Cincinnati has already made one significant addition to the rotation, acquiring Tanner Roark from the Nationals for reliever Tanner Rainey during the Winter Meetings. We can look to that move for clues as to what the Reds might do next. In acquiring Roark, they got a ground-ball pitcher with a relatively low barrel rate, per Statcast™.
Those two characteristics are particularly important at hitter-friendly Great American Ball Park, which had a home run park factor of 108 in each of the past three seasons, per FanGraphs. To put that into context, it was tied with Miller Park for third-highest home run park factor in the NL last season, behind only Citizens Bank Park (111) and Coors Field (110).
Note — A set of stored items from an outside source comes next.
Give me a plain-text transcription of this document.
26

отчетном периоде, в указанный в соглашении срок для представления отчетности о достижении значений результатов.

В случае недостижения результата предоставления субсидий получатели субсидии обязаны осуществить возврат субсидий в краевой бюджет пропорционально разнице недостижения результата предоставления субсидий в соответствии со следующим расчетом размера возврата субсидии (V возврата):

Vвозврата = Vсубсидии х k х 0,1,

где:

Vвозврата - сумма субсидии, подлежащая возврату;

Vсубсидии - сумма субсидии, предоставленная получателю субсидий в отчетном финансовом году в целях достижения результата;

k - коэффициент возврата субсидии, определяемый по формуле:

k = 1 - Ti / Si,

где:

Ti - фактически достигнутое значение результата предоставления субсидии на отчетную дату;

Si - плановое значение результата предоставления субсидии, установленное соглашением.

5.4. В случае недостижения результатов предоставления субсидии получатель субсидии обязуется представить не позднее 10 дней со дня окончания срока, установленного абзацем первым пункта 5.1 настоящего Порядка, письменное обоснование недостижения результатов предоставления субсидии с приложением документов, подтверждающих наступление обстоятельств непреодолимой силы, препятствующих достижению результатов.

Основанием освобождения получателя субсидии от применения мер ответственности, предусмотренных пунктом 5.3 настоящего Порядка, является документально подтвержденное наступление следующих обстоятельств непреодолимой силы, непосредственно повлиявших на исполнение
Highest ground-ball rate, low barrel rate
Keuchel had the highest ground-ball rate of all qualified starting pitchers last season, at 53.7 percent, and his 58.0 percent ground-ball rate over the past three seasons is fourth among qualified starters over that span. His career high was 66.8 percent in '17. As for quality of contact, Keuchel's barrel rate of 4.5 percent was eighth-best among pitchers that yielded at least 400 batted balls (91 pitchers) last season.
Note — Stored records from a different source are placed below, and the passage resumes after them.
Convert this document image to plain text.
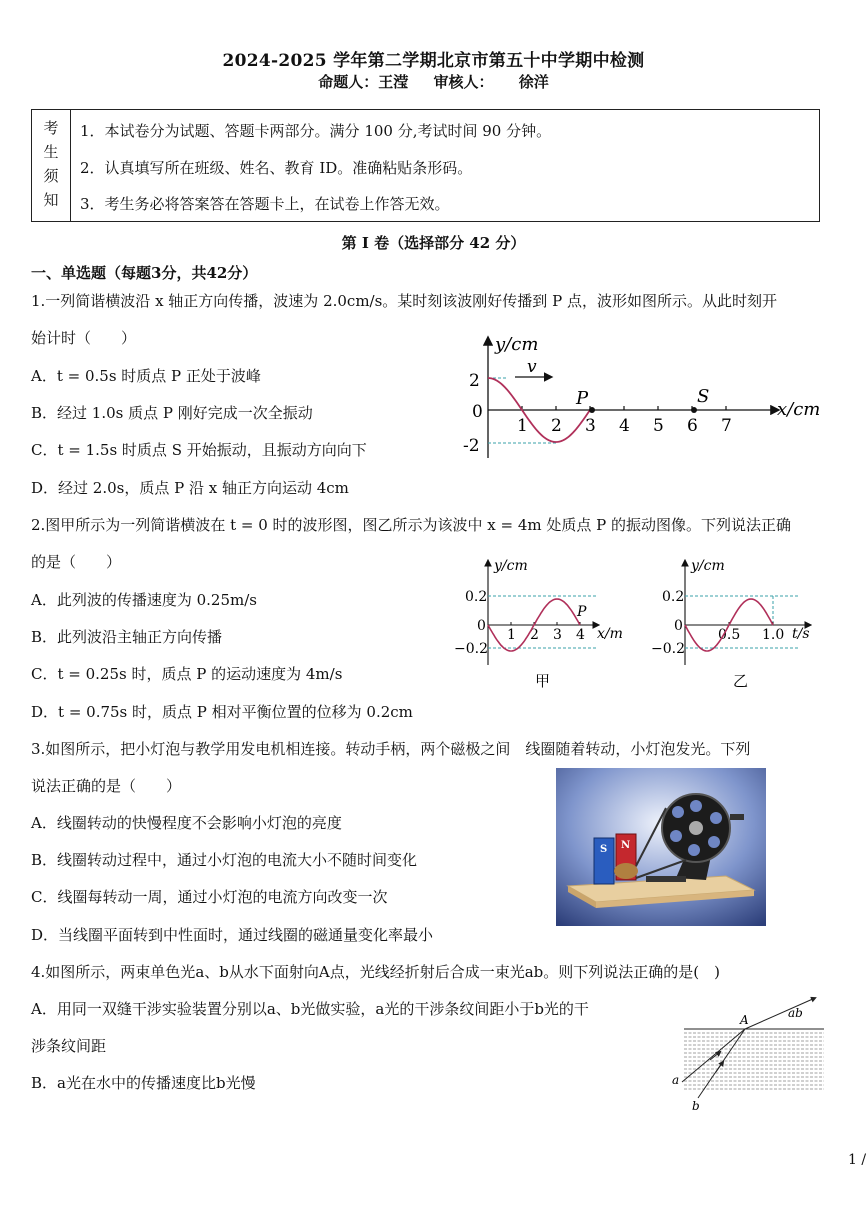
2024-2025 学年第二学期北京市第五十中学期中检测
命题人：王滢 审核人： 徐洋
考
生
须
知
1．本试卷分为试题、答题卡两部分。满分 100 分,考试时间 90 分钟。
2．认真填写所在班级、姓名、教育 ID。准确粘贴条形码。
3．考生务必将答案答在答题卡上，在试卷上作答无效。
第 I 卷（选择部分 42 分）
一、单选题（每题3分，共42分）
1.一列简谐横波沿 x 轴正方向传播，波速为 2.0cm/s。某时刻该波刚好传播到 P 点，波形如图所示。从此时刻开
始计时（　　）
A．t = 0.5s 时质点 P 正处于波峰
B．经过 1.0s 质点 P 刚好完成一次全振动
C．t = 1.5s 时质点 S 开始振动，且振动方向向下
D．经过 2.0s，质点 P 沿 x 轴正方向运动 4cm
y/cm
x/cm
1 2 3 4 5 6 7
2
0
-2
v
P	S
2.图甲所示为一列简谐横波在 t = 0 时的波形图，图乙所示为该波中 x = 4m 处质点 P 的振动图像。下列说法正确
的是（　　）
A．此列波的传播速度为 0.25m/s
B．此列波沿主轴正方向传播
C．t = 0.25s 时，质点 P 的运动速度为 4m/s
D．t = 0.75s 时，质点 P 相对平衡位置的位移为 0.2cm
y/cm
x/m
0.2
0
−0.2
1 2 3 4
P
甲
y/cm
t/s
0.2
0
−0.2
0.5 1.0
乙
3.如图所示，把小灯泡与教学用发电机相连接。转动手柄，两个磁极之间　线圈随着转动，小灯泡发光。下列
说法正确的是（　　）
A．线圈转动的快慢程度不会影响小灯泡的亮度
B．线圈转动过程中，通过小灯泡的电流大小不随时间变化
C．线圈每转动一周，通过小灯泡的电流方向改变一次
D．当线圈平面转到中性面时，通过线圈的磁通量变化率最小
S N
4.如图所示，两束单色光a、b从水下面射向A点，光线经折射后合成一束光ab。则下列说法正确的是(　)
A．用同一双缝干涉实验装置分别以a、b光做实验，a光的干涉条纹间距小于b光的干
涉条纹间距
B．a光在水中的传播速度比b光慢
A	ab
a
b
1 /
Low HR/9 in an era of slugging
A byproduct of Keuchel's penchant for ground balls and weak contact is the low rate at which he's surrendered home runs in what has been a prodigious era for sluggers. In '18, his home runs per nine innings rate was 0.79, ninth-best among qualified starters. And in the season prior it was 0.93. Out of all balls hit in the air off Keuchel last season, just 18.5 percent were hard-hit according to Statcast™, 10th-lowest among pitchers that induced at least 400 batted balls (91 pitchers) in '18.
By contrast, Cincinnati's starting staff had a HR/9 rate of 1.62 last season, 29th in the Majors and ahead of only the Orioles (1.72). The staff's hard-hit rate on balls in the air was a 22nd-ranked (22.8 percent).
A perfect fit in Cincy?
Since Keuchel's Cy Young campaign in '15, he's had mixed results and a pair of seasons cut short by injury. He posted a 4.55 ERA over 26 starts in '16, but bounced back in '17 with a 2.90 ERA over 23 starts. He was sidelined for significant periods in both seasons due to shoulder and neck issues. Last season, his ERA rose to 3.74, more in line with his '17 FIP of 3.79, though he did make a career-high 34 starts.
Nevertheless, for a club looking to rein in all the baseballs leaving the ballpark, the Reds might not find anyone better-suited for the job than Keuchel. And if Cincinnati, currently projected by FanGraphs to win 76 games in '19, takes things further, perhaps bolstering its bullpen and adding to an already strong lineup, the offseason may just push the Reds into Wild Card contention.
The Reds are rumored to be one of the clubs pursuing Marlins catcher J.T. Realmuto, whom Miami has made available for trade. Realmuto was the best-hitting catcher in baseball last season, slashing .277/.340/.484 with 21 homers in 125 games. And that's not to mention his baserunning -- his average Sprint Speed in '18 was 28.6, well above the MLB average of 27.0.
Cincinnati has also reportedly shown interest in free-agent center fielder A.J. Pollock after non-tendering Billy Hamilton. Pollock had a spectacular two months at the plate to open last season before injury derailed him. Through May 14, he hit .293/.349/.620 with 11 homers in 40 games. He hit just .236/.297/.407 with 10 homers after returning in July.
If Realmuto and/or Pollock were to join a group already consisting of perennial Most Valuable Player candidate Joey Votto and sluggers Eugenio Suarez, Scooter Gennett, Scott Schebler and Jesse Winker, it would be a very formidable lineup.
The Reds continue to be one of the most intriguing teams this offseason, given how much they could improve their lot in the NL Central. Only time will tell what comes next.